Não vale o escrito
DORA KRAMER
O Estado de S.Paulo
Enquanto a sociedade, o governo e o Congresso brasileiros continuarem a enxergar a Constituição como um pormenor, não há o menor risco de o País funcionar a contento, dentro das balizas de razoável modernidade e civilidade.
Isso sob diversos aspectos a respeito dos quais se estabelecem discussões prolongadas, improdutivas e cansativas.
Um desses temas intermináveis é o uso das medidas provisórias, sempre abusivo por parte de todos os governos desde a sua criação, na Constituinte de 1988, para dar ao Poder Executivo um instrumento rápido de decisão que permitisse lidar com situações urgentes e resolver questões relevantes.
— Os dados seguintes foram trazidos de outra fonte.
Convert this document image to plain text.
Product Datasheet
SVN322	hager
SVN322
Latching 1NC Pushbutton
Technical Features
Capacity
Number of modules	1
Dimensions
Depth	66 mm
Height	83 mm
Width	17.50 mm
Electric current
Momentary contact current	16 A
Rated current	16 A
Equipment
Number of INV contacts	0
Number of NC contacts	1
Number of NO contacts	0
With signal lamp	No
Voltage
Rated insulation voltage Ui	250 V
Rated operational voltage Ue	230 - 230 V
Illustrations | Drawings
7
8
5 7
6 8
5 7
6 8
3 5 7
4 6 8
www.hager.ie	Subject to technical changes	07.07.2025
Não por outro motivo estão descritos na Constituição os casos em que o presidente da República pode recorrer às medidas. Quaisquer que sejam, o texto é claro ao exigir que se observe se há urgência e relevância no propósito do governante ao tomar uma decisão com força de lei e eficácia jurídica imediata.
Justamente para respeitar o princípio do equilíbrio entre os Poderes é que a Constituição confere ao Congresso a prerrogativa de aceitar ou não que as MPs possam prosperar.
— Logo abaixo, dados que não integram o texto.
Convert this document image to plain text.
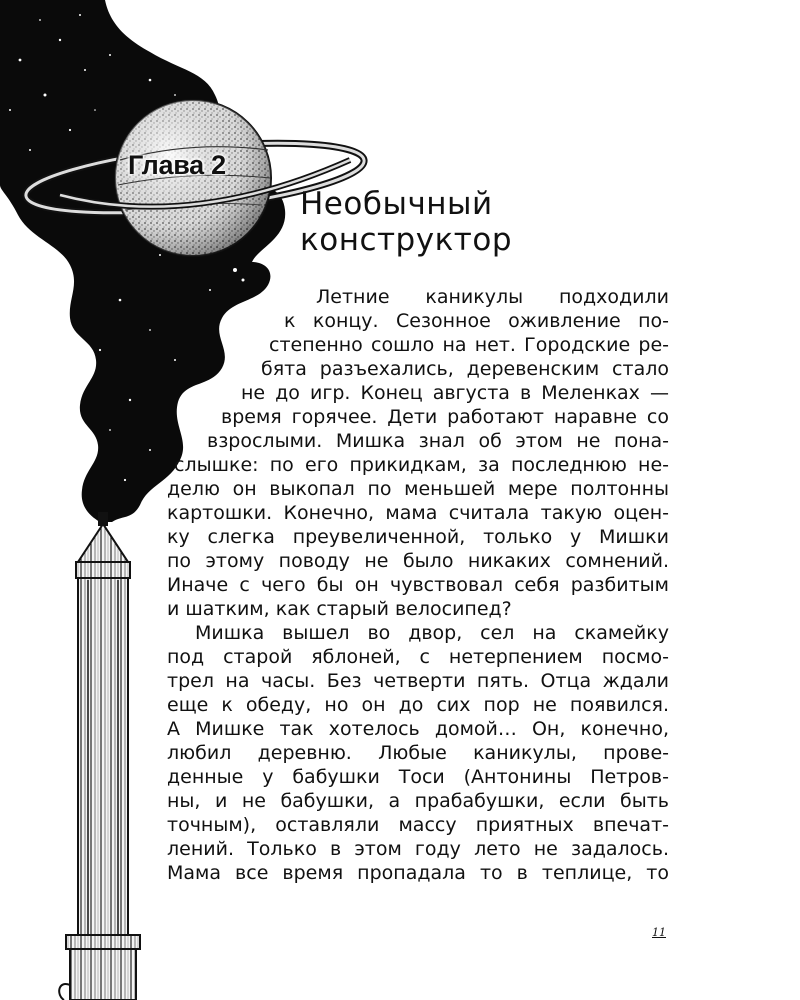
Глава 2
Необычный
конструктор
Летние каникулы подходили
к концу. Сезонное оживление по-
степенно сошло на нет. Городские ре-
бята разъехались, деревенским стало
не до игр. Конец августа в Меленках —
время горячее. Дети работают наравне со
взрослыми. Мишка знал об этом не пона-
слышке: по его прикидкам, за последнюю не-
делю он выкопал по меньшей мере полтонны
картошки. Конечно, мама считала такую оцен-
ку слегка преувеличенной, только у Мишки
по этому поводу не было никаких сомнений.
Иначе с чего бы он чувствовал себя разбитым
и шатким, как старый велосипед?
Мишка вышел во двор, сел на скамейку
под старой яблоней, с нетерпением посмо-
трел на часы. Без четверти пять. Отца ждали
еще к обеду, но он до сих пор не появился.
А Мишке так хотелось домой… Он, конечно,
любил деревню. Любые каникулы, прове-
денные у бабушки Тоси (Антонины Петров-
ны, и не бабушки, а прабабушки, если быть
точным), оставляли массу приятных впечат-
лений. Только в этом году лето не задалось.
Мама все время пропадала то в теплице, то
11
O Executivo manda, mas se o Legislativo não achar que sejam adequadas, elas podem ser devolvidas.
Do contrário, a Constituinte teria conferido ao presidente poderes autocráticos não condizentes com a cláusula pétrea que faz do Brasil uma República.
Parece bastante simples, mas tornou-se extremamente complicado por causa do raquitismo do Legislativo frente ao gigantismo do Executivo.
No começo o abuso era só na quantidade. Agora a exorbitância inclui medidas sobre temas vedados pela Constituição, como créditos complementares, e o enxerto de assuntos desconexos. Uma das últimas chegou ao Congresso com 13 assuntos diferentes e depois das emendas ficou com 26.
O Supremo Tribunal Federal, embora já provocado a respeito, hesita em dar uma palavra definitiva para alegadamente não interferir na relação entre Executivo e Legislativo.
O Congresso de vez em quando propõe mudanças no rito de tramitação das MPs, como agora em proposta de José Sarney e substitutivo negociado pelo relator Aécio Neves.
Anos atrás, quando Aécio era presidente da Câmara, foi feita uma modificação obrigando o Congresso a examinar as medidas sob pena do trancamento da pauta de votações.
Não resolveu o problema do abuso. De um lado, porque o então governo Fernando Henrique Cardoso usou sua maioria para assegurar a ação quase ilimitada do Executivo.
De outro, porque essa mesma maioria impedia que se fizessem as coisas corretamente: exame uma a uma das medidas em comissão especial de admissibilidade e aceitação apenas daquelas realmente urgentes e relevantes.
O tempo passou e a deformação só fez aumentar. A ponto de a atual proposta sugerir como "modificação" a criação de uma comissão especial de admissibilidade.
Pior: o governo se recusa a aceitar, os senadores concordam e ainda celebram a hipótese de conseguirem aprovar alterações de prazo para exame das MPs na Câmara e no Senado.
Vai se falar em "mais um passo", mas não é passo algum na direção do enfrentamento sem disfarces da questão crucial.
E qual seria ela? A existência de um conluio de inconstitucionalidade que só será rompido quando o governo, o Congresso e a sociedade compreenderem que não há nada mais relevante que a Constituição e nada mais urgente que o imperativo de cumpri-la à risca.
Fora disso não há solução: melhora-se daqui, remenda-se dali e o resultado será a inutilidade de sempre.
Parece mentira. A presidente conseguiu deixar a oposição perplexa e a situação indignada com a nomeação de Ideli Salvatti para cuidar da articulação política.
Resta saber aonde Dilma quer chegar com isso. O PMDB, evidente, elogia. Quanto mais desarticulado estiver o Planalto no Congresso, mais a Presidência precisará recorrer ou aos préstimos do vice Michel Temer ou à influência de Lula.
Nas duas hipóteses, Dilma é quem mais perde capital de confiança na sua capacidade de conduzir um governo de coalizão.